All conflicted objects will be put into this table and queued just like AuditLog does this.
However, there should be only the most recent merge conflict for any object. The old ones should be voided.
Then either chosen strategy or UI will be used to:
- determine if child_object, parent_object or mixed object will be preserved,
- determine what operation should be taken after merging (push / pull / ...)
When the conflict is resolved we should save parent's object as voided in child's database.
...
Conflict Detection
Conflict detection is based on hash codes. Every object has its own Sync hash code which can be generated basing on that object. During pull or push operation a child instance compares hash codes of a local object, parent's object and recently saved parent's object. The hash code of recently saved parent's object is persisted in the database. We have to establish some shortcuts before we explain when the conflict is detected:
- #C : a hash code of the child instance object
- #P : a hash code of the parent instance object
- #lastP : a last saved hash code of the parent instance object.
The conflict is detected when #lastP != NULL && #lastP != #P && #lastP != #C.
Note! We have added a new row in a database sync_parent_object_hashcode table for each object pulled from its Parent instance. We keep only the most current hash code of each object.
...
Conflict Resolution
Conflict resolution can be handled automatically or manually. After the conflict is detected it is passed to object/service which implements MergeBehaviour interface. The MergeBehaviour class defines a strategy of dealing with conflicts automatically. (In fact, you can add your own implementation.
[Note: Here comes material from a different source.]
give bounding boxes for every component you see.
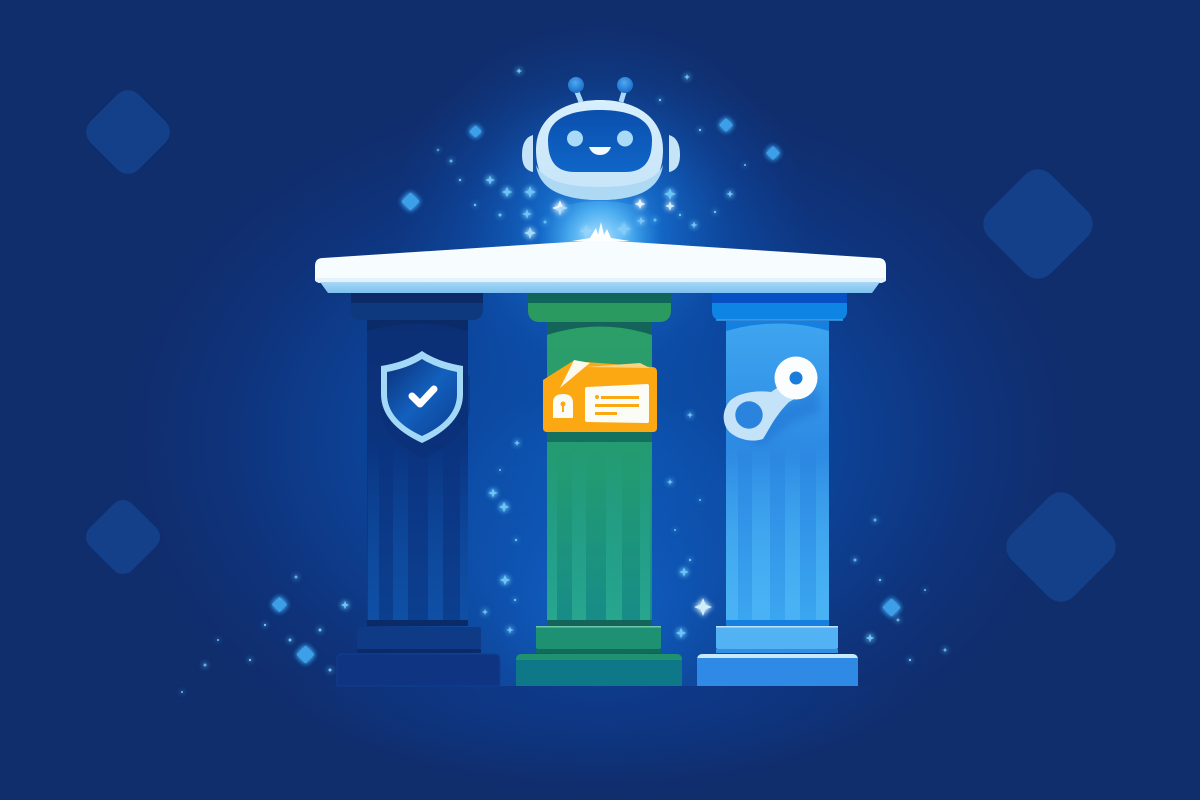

All hints can be found here.) All unresolved conflicts will be saved in order to be solved by the users.
If the same object causes another conflict, then an old one will be replaced with the new one. So there is only one, the most recent, conflict regarding any object.
The used MergeBehaviour is determined by global property "sync2.mergeBehavior". For instance when it's set to "sync2.newIsTheBestMergeBehaviour" then the NewIsTheBestMergeBehaviour will be used.
With Sync 2 version 1.4.0 was provided two example MergeBehaviour:
1) RestrictConflictMergeBehaviourImpl (link) - "sync2.restrictConflictMergeBehaviour"
This is the default strategy which using hash codes check if the both objects were changed then create unresolved conflict in order to be solved by the users. If only one object changed then it will be choose as a newest version.
2) NewIsTheBestMergeBehaviourImpl (link) - "sync2.newIsTheBestMergeBehaviour"
In this strategy used the date of changed to determine the newest version. If the object hasn't the date of change then the strategy will chose the source object.